Preparation for the trip

A winter trip in Alaska takes care and preparation. The time spent preparing can lend a visit richness, though, the way cookies from scratch taste better for the effort put into them.

Driving the Parks Highway can be a breeze under clear skies, as cold weather makes roads as dry as in July. That same cold weather necessitates a full stash of emergency clothing and supplies in a vehicle before setting out. Monitoring weather across the state can help make an aurora-watching quest a success, and advise drivers to allow extra time in case of snow.

Snow, of course, is the basis for half the reasons to go to the Interior.

Guided dog-mushing tours and lessons are one wonderful way to enjoy the snow. The visitors bureau can even point out companies that arrange overnight trips.

Racing over the snow

Multiple major sprint and distance sled-dog races begin or end in Fairbanks as well. The Yukon Quest ends in Fairbanks next year, with dogs pulling into town after running 1,000 miles from Whitehorse in Canada's Yukon Territory.

Racers in the Iron Dog travel twice as far. What organizers say is the world's longest snowmachine race begins in Fairbanks in early February, heading to Nome before ending in Wasilla.

Ski trails provide a lower-key way to travel. Frozen rivers make peaceful byways, and groomed and lighted trails crisscross the woods behind the University of Alaska Fairbanks. A spin on the trails can lead to the front door of the university's museum for an evening lecture.

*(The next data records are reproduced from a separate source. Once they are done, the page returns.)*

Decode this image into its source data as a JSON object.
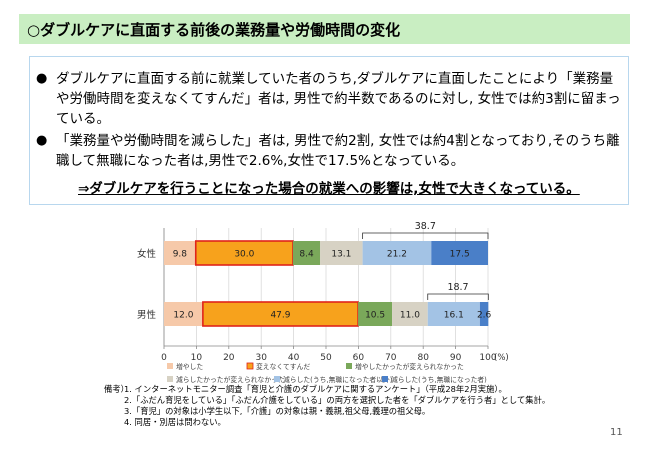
{
  "header": {
    "title": "○ダブルケアに直面する前後の業務量や労働時間の変化"
  },
  "summary": {
    "bullets": [
      {
        "mark": "●",
        "text": "ダブルケアに直面する前に就業していた者のうち,ダブルケアに直面したことにより「業務量や労働時間を変えなくてすんだ」者は, 男性で約半数であるのに対し, 女性では約3割に留まっている。"
      },
      {
        "mark": "●",
        "text": "「業務量や労働時間を減らした」者は, 男性で約2割, 女性では約4割となっており,そのうち離職して無職になった者は,男性で2.6%,女性で17.5%となっている。"
      }
    ],
    "conclusion": "⇒ダブルケアを行うことになった場合の就業への影響は,女性で大きくなっている。"
  },
  "chart_data": {
    "type": "bar",
    "orientation": "horizontal",
    "stacked": true,
    "categories": [
      "女性",
      "男性"
    ],
    "series": [
      {
        "name": "増やした",
        "values": [
          9.8,
          12.0
        ],
        "color": "#f6c9a9"
      },
      {
        "name": "変えなくてすんだ",
        "values": [
          30.0,
          47.9
        ],
        "color": "#f7a21c",
        "border": "#e0241b"
      },
      {
        "name": "増やしたかったが変えられなかった",
        "values": [
          8.4,
          10.5
        ],
        "color": "#7aa85a"
      },
      {
        "name": "減らしたかったが変えられなかった",
        "values": [
          13.1,
          11.0
        ],
        "color": "#d7d2c4"
      },
      {
        "name": "減らした(うち,無職になった者以外)",
        "values": [
          21.2,
          16.1
        ],
        "color": "#a3c3e5"
      },
      {
        "name": "減らした(うち,無職になった者)",
        "values": [
          17.5,
          2.6
        ],
        "color": "#4a7fc8"
      }
    ],
    "bracket_totals": [
      "38.7",
      "18.7"
    ],
    "x_ticks": [
      "0",
      "10",
      "20",
      "30",
      "40",
      "50",
      "60",
      "70",
      "80",
      "90",
      "100"
    ],
    "x_unit": "(%)",
    "xlim": [
      0,
      100
    ],
    "grid": true,
    "legend_position": "bottom"
  },
  "notes": {
    "label": "備考）",
    "lines": [
      "1. インターネットモニター調査「育児と介護のダブルケアに関するアンケート」（平成28年2月実施）。",
      "2.「ふだん育児をしている」「ふだん介護をしている」の両方を選択した者を「ダブルケアを行う者」として集計。",
      "3.「育児」の対象は小学生以下,「介護」の対象は親・義親,祖父母,義理の祖父母。",
      "4. 同居・別居は問わない。"
    ]
  },
  "page_number": "11"
}
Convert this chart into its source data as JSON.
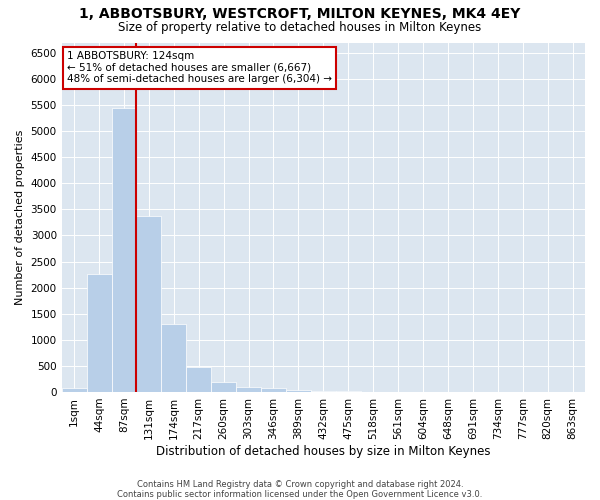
{
  "title": "1, ABBOTSBURY, WESTCROFT, MILTON KEYNES, MK4 4EY",
  "subtitle": "Size of property relative to detached houses in Milton Keynes",
  "xlabel": "Distribution of detached houses by size in Milton Keynes",
  "ylabel": "Number of detached properties",
  "bar_labels": [
    "1sqm",
    "44sqm",
    "87sqm",
    "131sqm",
    "174sqm",
    "217sqm",
    "260sqm",
    "303sqm",
    "346sqm",
    "389sqm",
    "432sqm",
    "475sqm",
    "518sqm",
    "561sqm",
    "604sqm",
    "648sqm",
    "691sqm",
    "734sqm",
    "777sqm",
    "820sqm",
    "863sqm"
  ],
  "bar_values": [
    75,
    2270,
    5450,
    3380,
    1295,
    475,
    195,
    100,
    75,
    40,
    20,
    10,
    5,
    0,
    0,
    0,
    0,
    0,
    0,
    0,
    0
  ],
  "bar_color": "#b8cfe8",
  "bar_edgecolor": "#b8cfe8",
  "vline_color": "#cc0000",
  "annotation_text": "1 ABBOTSBURY: 124sqm\n← 51% of detached houses are smaller (6,667)\n48% of semi-detached houses are larger (6,304) →",
  "annotation_box_color": "white",
  "annotation_box_edgecolor": "#cc0000",
  "ylim": [
    0,
    6700
  ],
  "yticks": [
    0,
    500,
    1000,
    1500,
    2000,
    2500,
    3000,
    3500,
    4000,
    4500,
    5000,
    5500,
    6000,
    6500
  ],
  "background_color": "#dce6f0",
  "footer_text": "Contains HM Land Registry data © Crown copyright and database right 2024.\nContains public sector information licensed under the Open Government Licence v3.0.",
  "title_fontsize": 10,
  "subtitle_fontsize": 8.5,
  "xlabel_fontsize": 8.5,
  "ylabel_fontsize": 8,
  "tick_fontsize": 7.5,
  "annot_fontsize": 7.5,
  "footer_fontsize": 6,
  "vline_x_index": 2.5
}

A few buildings away, the Geophysical Institute offers tours of the state's volcano observatory. The institute's motto shows it lives up to the university's unique status as a space, land and sea grant institution: "Conducting research from the center of the earth to the center of the sun."

Getting outside Fairbanks

As roughly the center of the Interior, Fairbanks makes a great staging area for trips farther afield. Blissful relaxation in natural hot springs makes a worthwhile reason to go a little farther. Roughly an hour's drive out of town, Chena Hot Springs offers outdoor and indoor pools and hot tubs. About 140 miles beyond Fairbanks, eight miles off the Steese Highway from the town of Central, is Circle Hot Springs. At the end of the Eliott Highway is Manley Hot Springs.

The sites are interesting for their history as well as their comforts. The Alaska Science Forum relates that a pair of prospectors built a geothermally heated 60-room log hotel at Manley Hot Springs, along with barns for milk cows, hogs and poultry.

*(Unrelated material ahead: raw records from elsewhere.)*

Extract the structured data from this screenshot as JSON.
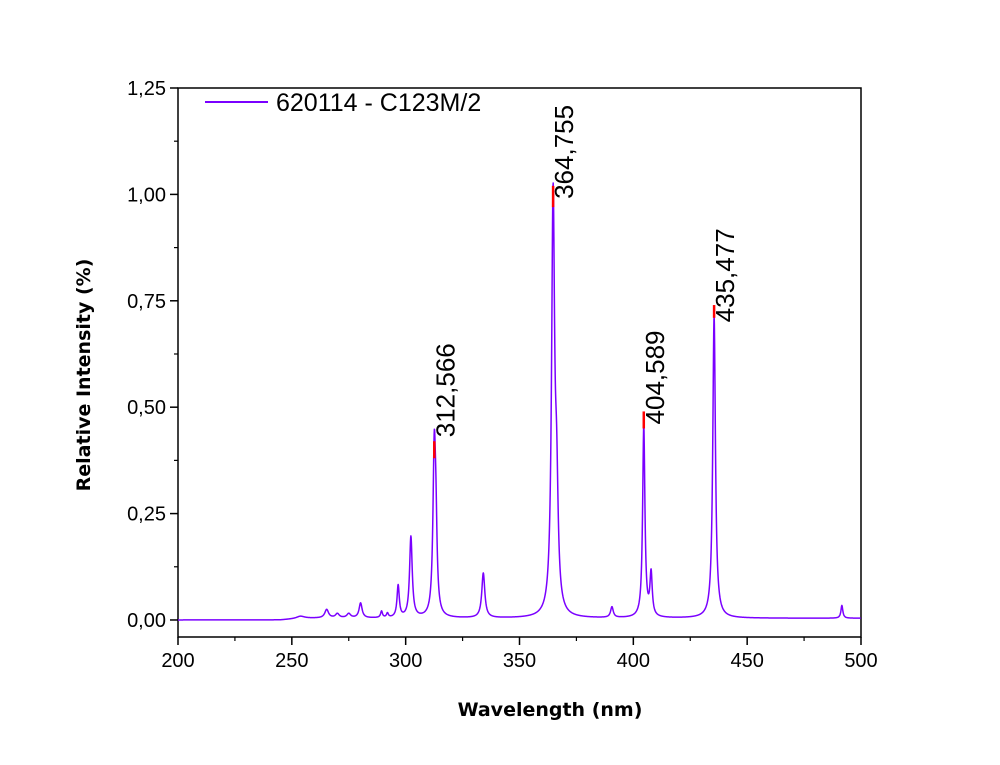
{
  "chart_data": {
    "type": "line",
    "xlabel": "Wavelength (nm)",
    "ylabel": "Relative Intensity (%)",
    "xlim": [
      200,
      500
    ],
    "ylim": [
      -0.04,
      1.25
    ],
    "xticks": [
      200,
      250,
      300,
      350,
      400,
      450,
      500
    ],
    "xtick_labels": [
      "200",
      "250",
      "300",
      "350",
      "400",
      "450",
      "500"
    ],
    "yticks": [
      0,
      0.25,
      0.5,
      0.75,
      1.0,
      1.25
    ],
    "ytick_labels": [
      "0,00",
      "0,25",
      "0,50",
      "0,75",
      "1,00",
      "1,25"
    ],
    "grid": false,
    "legend_position": "top-left",
    "series": [
      {
        "name": "620114 - C123M/2",
        "color": "#7a00ff",
        "peaks": [
          {
            "center": 253.7,
            "height": 0.005,
            "width": 2.0
          },
          {
            "center": 265.3,
            "height": 0.02,
            "width": 1.0
          },
          {
            "center": 270.0,
            "height": 0.01,
            "width": 1.0
          },
          {
            "center": 275.0,
            "height": 0.01,
            "width": 1.0
          },
          {
            "center": 280.2,
            "height": 0.035,
            "width": 0.8
          },
          {
            "center": 289.4,
            "height": 0.015,
            "width": 0.5
          },
          {
            "center": 292.0,
            "height": 0.01,
            "width": 0.5
          },
          {
            "center": 296.7,
            "height": 0.075,
            "width": 0.6
          },
          {
            "center": 302.3,
            "height": 0.19,
            "width": 0.7
          },
          {
            "center": 312.566,
            "height": 0.38,
            "width": 0.7
          },
          {
            "center": 313.3,
            "height": 0.15,
            "width": 0.6
          },
          {
            "center": 334.1,
            "height": 0.105,
            "width": 0.8
          },
          {
            "center": 364.755,
            "height": 0.97,
            "width": 0.8
          },
          {
            "center": 366.3,
            "height": 0.25,
            "width": 0.8
          },
          {
            "center": 390.6,
            "height": 0.025,
            "width": 0.7
          },
          {
            "center": 404.589,
            "height": 0.45,
            "width": 0.6
          },
          {
            "center": 407.8,
            "height": 0.1,
            "width": 0.6
          },
          {
            "center": 435.477,
            "height": 0.71,
            "width": 0.7
          },
          {
            "center": 491.6,
            "height": 0.03,
            "width": 0.5
          }
        ],
        "onset_wavelength": 245,
        "baseline_rise": 0.004
      }
    ],
    "saturated_tips": {
      "color": "#ff0000",
      "points": [
        {
          "x": 312.566,
          "y0": 0.38,
          "y1": 0.42
        },
        {
          "x": 364.755,
          "y0": 0.97,
          "y1": 1.02
        },
        {
          "x": 404.589,
          "y0": 0.45,
          "y1": 0.49
        },
        {
          "x": 435.477,
          "y0": 0.71,
          "y1": 0.74
        }
      ]
    },
    "annotations": [
      {
        "text": "312,566",
        "x": 312.566,
        "y": 0.42
      },
      {
        "text": "364,755",
        "x": 364.755,
        "y": 0.98
      },
      {
        "text": "404,589",
        "x": 404.589,
        "y": 0.45
      },
      {
        "text": "435,477",
        "x": 435.477,
        "y": 0.69
      }
    ]
  }
}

They also grew crops and in 1910 shipped 150 tons of potatoes down the Tanana and Yukon rivers to the Iditarod mining district. Mining declined in the area and a fire destroyed the three-story hotel, causing major setbacks to the resort's business. Today there is a roadhouse that rents rooms and a few small cabins.

Places to see, things to do

Turn-of-the-century prospectors reportedly gathered at Circle Hot Springs in winter when streams were too frozen to work. Athabaskans enjoyed the site long before. The hotel built in 1930 is closed this winter.

Chena Hot Springs is the most developed of the three. The resort offers massages, dining and activities from flightseeing to snowmachining to snowshoeing. It has several tubs and pools and a range of lodging. Visitors can choose from rooms with full or partial baths. Family suites and wheelchair-accessible rooms are also available. For that truly rustic experience, there are cabins with outhouses, staff said.

For a serious outhouse fix, try Chatanika Days in early March. In an annual outhouse race near Chatanika Lodge, teams of five propel outhouses over a one-mile course.

March is also when ice sculptors from around the world gather in Fairbanks for Ice Alaska world ice-carving championships. A carver from Los Angeles (where huge ice centerpieces are popular at tony parties) compared ice from around Fairbanks with diamonds, it is so pure. Once the carvings are completed, organizers shine multicolored lights on them for nighttime viewing. The festival is interactive, too, so visitors as well as sculptors get the fun of experiencing the ice. A wall might be set up for local ice climbers to swing their axes and crampons into, and anyone can take a whirl down an ice slide.

(Reporter Sarana Schell lives in Anchorage. She was born and raised in Fairbanks.)